Certaines sociétés par action passibles de l’IS en France peuvent créer des bons de souscriptions de parts de créateurs d’entreprises (BSPCE) destinés à leurs salariés ou à leurs dirigeants soumis au régime fiscal des salariés.

L'émission de ces bons est réservée aux sociétés non cotées et aux sociétés cotées sur un marché d'instruments financiers réglementé ou organisé d'un Etat partie à l'accord sur l'Espace économique européen et dont la capitalisation boursière est inférieure à 150 millions d'euros immatriculées au registre du commerce depuis moins de quinze ans (ou moins de sept ans pour les bons attribués entre le 1er janvier 1998 et le 1er septembre 1998). Le capital de la société émettrice des bons doit être détenu directement pour 25 % au moins par des personnes physiques ou par des personnes morales elles-mêmes directement détenues pour 75 % au moins de leur capital par des personnes physiques.
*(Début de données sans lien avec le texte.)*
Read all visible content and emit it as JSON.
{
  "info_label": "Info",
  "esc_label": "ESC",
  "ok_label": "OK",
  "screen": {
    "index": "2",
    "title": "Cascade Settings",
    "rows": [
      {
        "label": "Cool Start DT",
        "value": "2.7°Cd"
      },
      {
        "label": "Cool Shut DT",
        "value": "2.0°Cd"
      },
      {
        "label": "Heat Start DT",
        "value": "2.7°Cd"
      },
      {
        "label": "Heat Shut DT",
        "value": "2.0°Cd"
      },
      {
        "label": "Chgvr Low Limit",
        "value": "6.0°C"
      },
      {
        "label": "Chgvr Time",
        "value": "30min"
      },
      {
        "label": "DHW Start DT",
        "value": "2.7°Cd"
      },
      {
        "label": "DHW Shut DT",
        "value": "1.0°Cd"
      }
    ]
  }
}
Jusqu’à présent, le gain net réalisé par le bénéficiaire des bons lors de la cession des titres souscrits en exercice de ces bons était imposé à l'impôt sur le revenu comme plus-value de cession de valeurs mobilières au taux de 19 %, ou de 30 % lorsque le bénéficiaire exerce son activité dans la société depuis moins de trois ans à la date de la cession (à ces taux s'ajoutent les prélèvements sociaux sur les revenus du patrimoine : ). Ce gain ne pouvait bénéficier de l'abattement proportionnel pour durée de détention.
L’article 11 du projet de loi de finance pour 2018 modifie le traitement fiscal gain net réalisé par le bénéficiaire des bons lors de la cession des titres souscrits en exercice de ces bons.

Ce gain sera soumis au prélèvement forfaitaire unique (PFU) au taux de 12.80% avec possibilité d’option pour l’imposition au barème progressif si cela est plus favorable si le bénéficiaire exerce son activité dans la société depuis au moins trois ans à la date de la cession et obligatoirement au barème progressif si le bénéficiaire exerce son activité dans la société depuis moins de trois ans.